Differences between revisions 27 and 28

Note:

This page is primarily intended for developers of Mercurial.

BundleFormat2

This page describes the current plan to get a more modern and complete bundle format. (for old content of this page check BundleFormatHG19)

Contents

BundleFormat2

(current content is copy pasted from 2.9 sprint note)

Why a New bundle format?

lightweight
new manifest
general delta
bookmarks
phase boundaries
obsolete markers
>sha1 support
pushkey
extensible for new features (required and optional)
progress information
resumable?
transaction commit markers?
recursive (to be able to bundle subrepos)

It's possible to envision a format that sends a change, its manifest, and filenodes in each chunk rather than sending all changesets, then all manifests, etc. capabilities

Changes in current command

Push Orchestraction

Current situation

push:
- changesets:
  - discovery
  - validation
  - actual push
- phase:
  - discovery
  - pull
  - push
- obsolescence
  - discovery
  - push
- bookmark
  - discovery
  - push

Aimed orchestration

* push:

discovery:
- changesets
- phase
- obs
- bookmark
post-discovery action:
- current usecase move phase for common changeset seen as public.
local-validation:
- (much easier will everything in hands)
- complains about:
  - multiple heads
  - new branch
  - troubles changeset
  - divergent bookmark
  - missing subrepo revisions
  - Rent in Manhattan
  - etc…
push:
- (using multipart-bundle when possible)
  - The one and single remote side transaction happen here
(post-push) pull:
- The server send back its own multipart-bundle to the client
  - (The server would be able to reply a multi-bundle. To inform the client of potential phase//bookmark//changeset rewrites etc…)

post-push pull

If we let the protocol send arbitrary data to the server, we need the server to be able to send back arbitrary data too.
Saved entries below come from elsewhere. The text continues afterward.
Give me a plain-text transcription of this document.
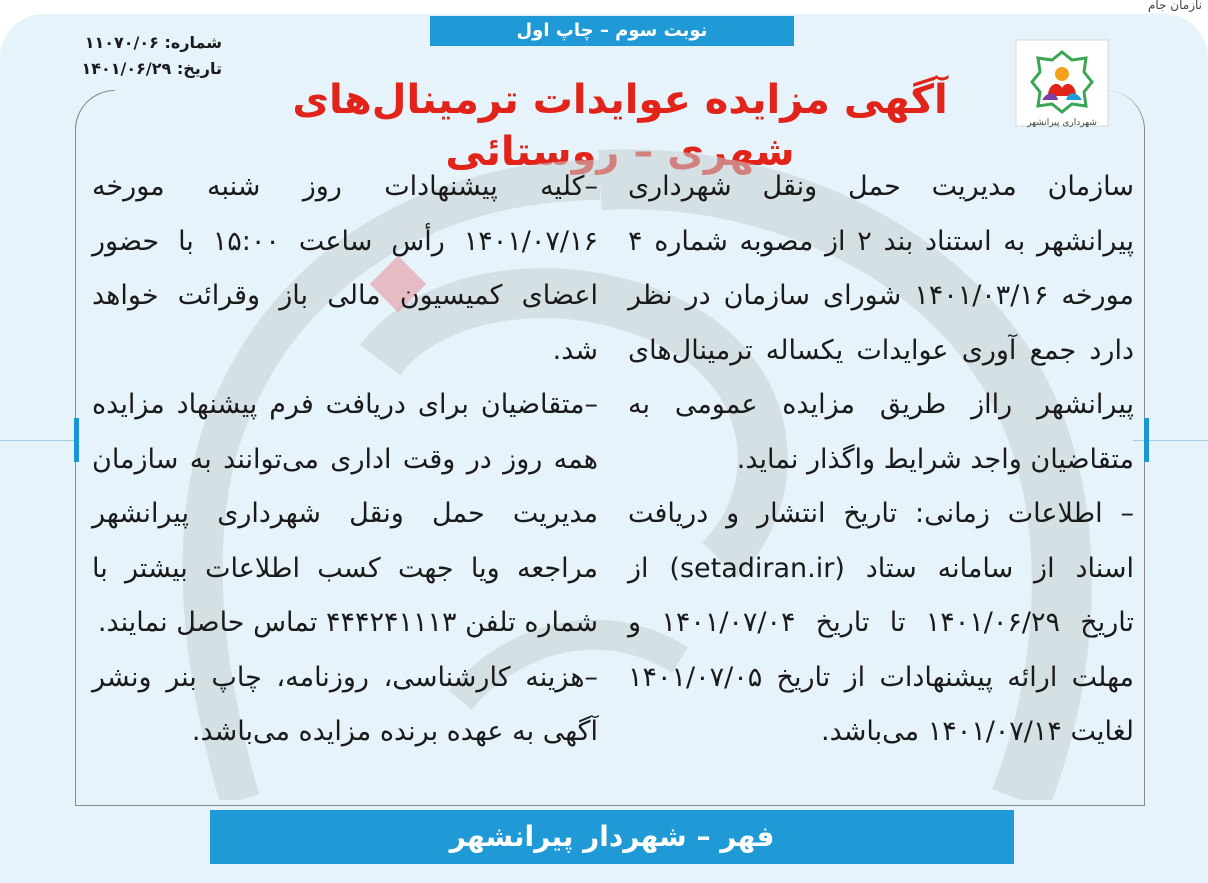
نازمان جام
نوبت سوم – چاپ اول
شماره: ۱۱۰۷۰/۰۶
تاریخ: ۱۴۰۱/۰۶/۲۹
شهرداری پیرانشهر
آگهی مزایده عوایدات ترمینال‌های شهری – روستائی

سازمان مدیریت حمل ونقل شهرداری پیرانشهر به استناد بند ۲ از مصوبه شماره ۴ مورخه ۱۴۰۱/۰۳/۱۶ شورای سازمان در نظر دارد جمع آوری عوایدات یکساله ترمینال‌های پیرانشهر رااز طریق مزایده عمومی به متقاضیان واجد شرایط واگذار نماید.

– اطلاعات زمانی: تاریخ انتشار و دریافت اسناد از سامانه ستاد (setadiran.ir) از تاریخ ۱۴۰۱/۰۶/۲۹ تا تاریخ ۱۴۰۱/۰۷/۰۴ و مهلت ارائه پیشنهادات از تاریخ ۱۴۰۱/۰۷/۰۵ لغایت ۱۴۰۱/۰۷/۱۴ می‌باشد.

–کلیه پیشنهادات روز شنبه مورخه ۱۴۰۱/۰۷/۱۶ رأس ساعت ۱۵:۰۰ با حضور اعضای کمیسیون مالی باز وقرائت خواهد شد.

–متقاضیان برای دریافت فرم پیشنهاد مزایده همه روز در وقت اداری می‌توانند به سازمان مدیریت حمل ونقل شهرداری پیرانشهر مراجعه ویا جهت کسب اطلاعات بیشتر با شماره تلفن ۴۴۴۲۴۱۱۱۳ تماس حاصل نمایند.

–هزینه کارشناسی، روزنامه، چاپ بنر ونشر آگهی به عهده برنده مزایده می‌باشد.

فهر – شهردار پیرانشهر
The idea is to use the very same top level format. It could contain any kind of thing the client have advertise to understand. This last phase is advisory this the client can totally decide to ignore its content.

Possible use cases are:

sending standard output back
sending standard error back
notification that a changeset was made public on push
notification of partially accepted changeset
notification of automatic bookmark move on the server
test case result (or test run key)
Automatic shipment of Pony to contributor address
… (Possibility are endless)

Changes in Pull

Same kind of stuff will happen but pull is much simpler. (I'm not worried at all about it). May efficiently pull subrepo revisions.

Change in Bundle/Unbundle

Unbundle would learn to unbundle both

Maybe we can have the new bundle format start with an invalid entry to prevent old unbundle to try to import them

bundle should be able to produce new bundle. It can probably not do it by default for a long time however :-/

We could also do a "recursive bundle" in the presence of subrepos. A bundle could contain parts that are bundles of the subrepo revisions referenced by the revisions contained in the main bundle.

Top level Bundle

content

On the remote side, the server will need to redo the validation that was done on the remote side to ensure that nothing interesting happened between discovery and push. We need to send appropriate data to the remote for validation. This implies either argument in the command data, or a dedicated section in the bundle. The dedicated section seems the way to go as it feels more flexible. We do not know what kind of data will be monitored and send. So we cannot build a sensible set of argument doing the job. With a dedicated section in the multi-part bundle, we can make this section evolve over time to match the evolution of data we send to the server.

forseen sections

Here are the idea we already have about section

HG10 (old changeset bundle format)
HG19 (new changeset bundle with support for modern stuff)
pushkey data (phase, bookmarks)
obsolescence markers (format 1 and upcoming format 2 ?)
client capacity (to be used for the reply multi part bundle)
presence of subrepo bundles

Format of the Bundle2 Container

The latest description of the binary format can be found as comment in the Mercurial source code. This is the source of truth.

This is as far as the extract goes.